The TUSHY Spa 3.0 is one of the cleverest products in the bidet category. By tapping your bathroom sink's hot water supply, it delivers warm water without a single electrical connection. For renters or bathrooms without an outlet, this is a genuine game-changer.
Buy the TUSHY Spa 3.0 on Amazon →Specs at a Glance
| Type | Bidet Attachment (Non-Electric, Warm Water) |
| Price | $109 |
| Install Time | 20–25 minutes |
| Electricity | Not required |
| Nozzle | Dual (rear + feminine), self-cleaning |
| Water Temp | Warm (via sink hot water line connection) |
| Warranty | 12 months |
| Rating | 4.7/5 (11.2k reviews) |
Full Review
The Spa 3.0 is mechanically identical to the TUSHY Classic — same mounting, same nozzle design, same self-cleaning mechanism — with one key addition: a second water inlet that connects to your bathroom sink's hot water supply via a longer supply hose. The included 48-inch hose reaches most standard bathroom layouts.
Installation takes about 20–25 minutes — the extra time is for routing the hot water hose to your sink. You'll connect it to the hot water shutoff valve under the sink the same way you connect the cold line to the toilet. No tools, no soldering, nothing technical. TUSHY includes clear illustrated instructions and a video walkthrough.
In testing, the warm water experience is genuinely comfortable — not as precisely temperature-controlled as an electric seat (you can't dial in 36°C to the degree), but adjustable between fully cold and as warm as your hot water runs. In winter testing, the difference from the Classic was immediately obvious and immediately appreciated.
The one caveat: you need the toilet and sink to be close enough for the hose to reach. In most US bathrooms, this isn't an issue. In larger or unusual layouts, measure first. Also worth noting: there's a slight delay as warm water travels from the sink to the toilet — 5–10 seconds depending on your plumbing.
At $109, the Spa costs $10 more than the Classic.

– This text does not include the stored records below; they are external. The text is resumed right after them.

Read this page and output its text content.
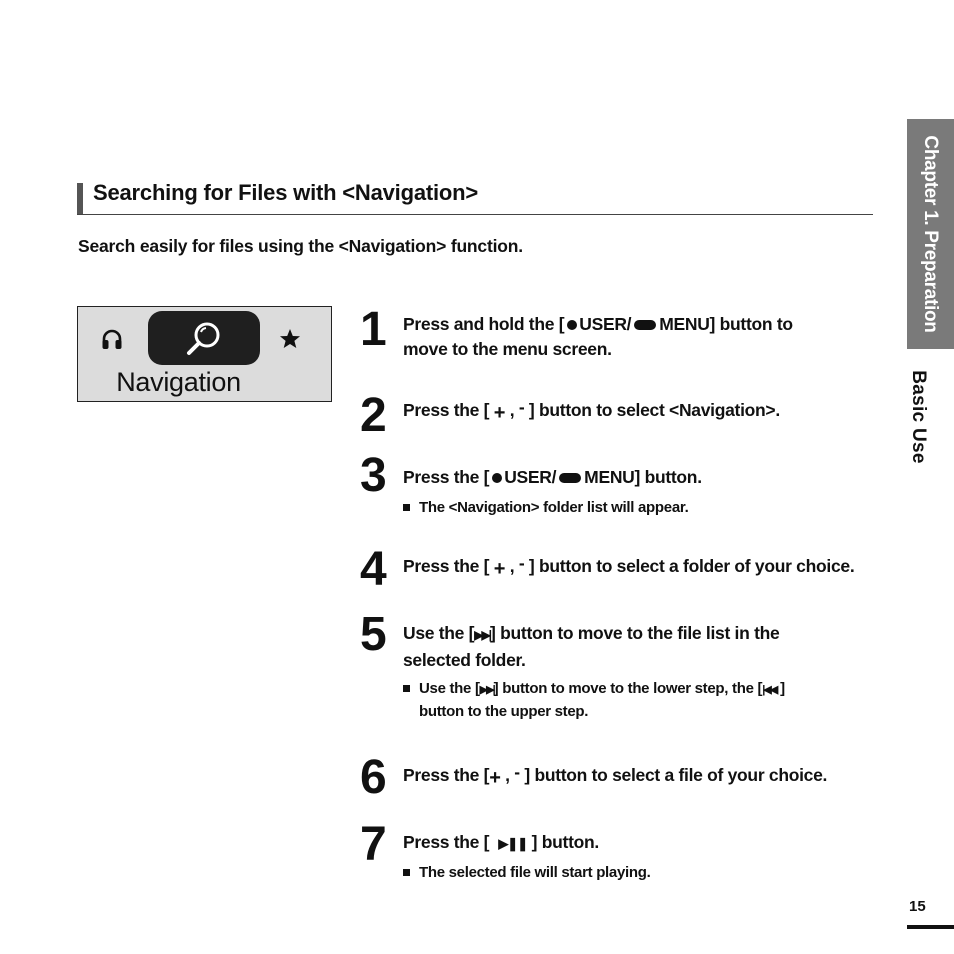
Searching for Files with <Navigation>
Search easily for files using the <Navigation> function.
Navigation
1 Press and hold the [ USER/ MENU] button to
move to the menu screen.
2 Press the [ + , - ] button to select <Navigation>.
3 Press the [ USER/ MENU] button.
The <Navigation> folder list will appear.
4 Press the [ + , - ] button to select a folder of your choice.
5 Use the [▶▶|] button to move to the file list in the
selected folder.
Use the [▶▶|] button to move to the lower step, the [|◀◀ ]
button to the upper step.
6 Press the [+ , - ] button to select a file of your choice.
7 Press the [ ▶❚❚ ] button.
The selected file will start playing.
Chapter 1. Preparation
Basic Use
15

For warm water without a $200+ electric seat investment, that's a remarkable value proposition.
Pros & Cons
✓ What We Liked
- ✓Warm water — no electricity required
- ✓Connects to sink hot water line
- ✓48-inch supply hose included
- ✓All TUSHY Classic features included
- ✓No outlet required — renter-friendly
- ✓Self-cleaning dual nozzle
✗ What We Didn't
- ✗Longer install than Classic (hose routing)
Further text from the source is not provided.